Methods and approach
The research employed a retrospective analysis of patients treated at a single institution who underwent surgical dislocation of the hip followed by tumor curettage and adjuvant denosumab therapy for giant cell tumors of bone affecting the femoral head and neck. The treatment protocol involved controlled surgical access through hip dislocation to enable thorough curettage of the tumor while preserving the native joint. Denosumab, a RANKL inhibitor, was administered as adjuvant therapy. The study assessed postoperative outcomes including joint preservation, functional status, tumor recurrence, metastasis, and drug-related complications.
Results
All patients in the study cohort achieved successful preservation of their native hip joints following the combined treatment approach. Functional outcomes were characterized as satisfactory across the patient population. No instances of tumor recurrence or metastatic disease were documented during the follow-up period. The safety profile of denosumab as adjuvant therapy was favorable, with no drug-related complications observed in any patients. These findings indicate that the combination of surgical dislocation, curettage, and denosumab treatment effectively controlled local disease while maintaining joint integrity.
Implications
The findings support the viability of combining denosumab with surgical curettage after hip dislocation as a joint-preserving treatment strategy for giant cell tumors of bone in the challenging femoral head and neck location.

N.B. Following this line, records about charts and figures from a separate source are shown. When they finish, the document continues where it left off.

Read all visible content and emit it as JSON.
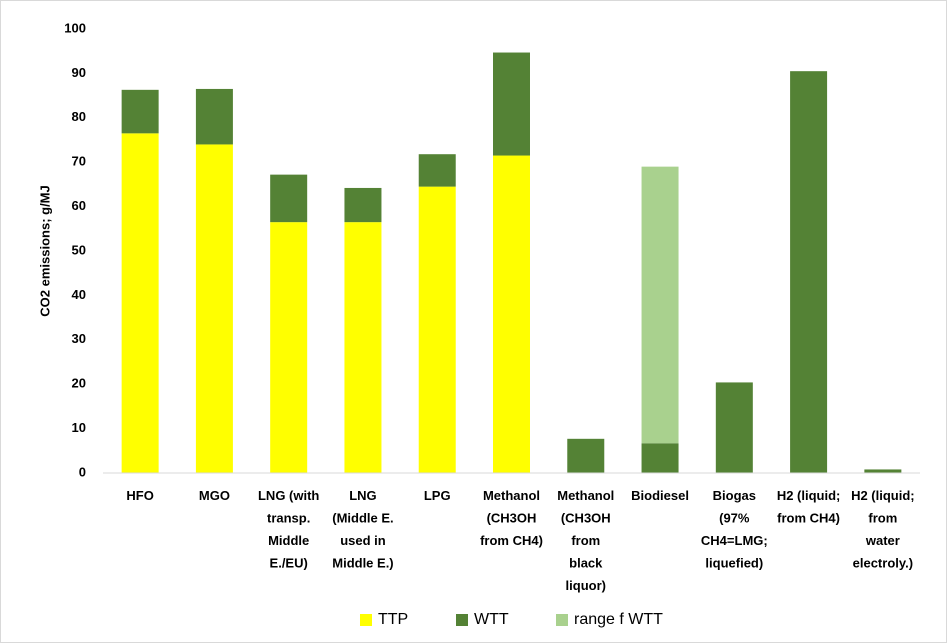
{
  "chart_data": {
    "type": "stacked-bar",
    "y_label": "CO2 emissions; g/MJ",
    "categories": [
      "HFO",
      "MGO",
      "LNG (with\ntransp.\nMiddle\nE./EU)",
      "LNG\n(Middle E.\nused in\nMiddle E.)",
      "LPG",
      "Methanol\n(CH3OH\nfrom CH4)",
      "Methanol\n(CH3OH\nfrom\nblack\nliquor)",
      "Biodiesel",
      "Biogas\n(97%\nCH4=LMG;\nliquefied)",
      "H2 (liquid;\nfrom CH4)",
      "H2 (liquid;\nfrom\nwater\nelectroly.)"
    ],
    "series": [
      {
        "name": "TTP",
        "color": "#ffff00",
        "values": [
          76.5,
          74,
          56.5,
          56.5,
          64.5,
          71.5,
          0,
          0,
          0,
          0,
          0
        ]
      },
      {
        "name": "WTT",
        "color": "#548235",
        "values": [
          9.8,
          12.5,
          10.7,
          7.7,
          7.3,
          23.2,
          7.7,
          6.7,
          20.4,
          90.5,
          0.8
        ]
      },
      {
        "name": "range f WTT",
        "color": "#a9d18e",
        "values": [
          0,
          0,
          0,
          0,
          0,
          0,
          0,
          62.3,
          0,
          0,
          0
        ]
      }
    ],
    "ylim": [
      0,
      100
    ],
    "yticks": [
      0,
      10,
      20,
      30,
      40,
      50,
      60,
      70,
      80,
      90,
      100
    ],
    "grid": false,
    "legend": "bottom"
  }
}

The absence of tumor recurrence, metastasis, and drug-related complications suggests this approach offers both oncologic control and acceptable safety parameters. This treatment protocol may provide an alternative to more aggressive surgical interventions such as resection or arthroplasty in selected patients with these tumors. Further investigation through larger multicenter studies with extended follow-up periods would be necessary to establish long-term outcomes and validate these preliminary findings across broader patient populations.
Disclosure
- Research title: Denosumab combined with curettage after surgical dislocation of the hip in the treatment of giant cell tumors of bone in the femoral head and neck region: a single-center retrospective study
- Authors: Jimo Li, Dongfeng Cai, Zhuobin Yang, Jing Zhang, Qi Lv, Wenfeng Jin, Lvlin Zhao, Song Hong
- Publication date: 2026-01-08
- DOI: https://doi.org/10.1186/s12891-025-09451-9
- OpenAlex record: View
- Disclosure: This post was generated by artificial intelligence. The original authors did not write or review this post.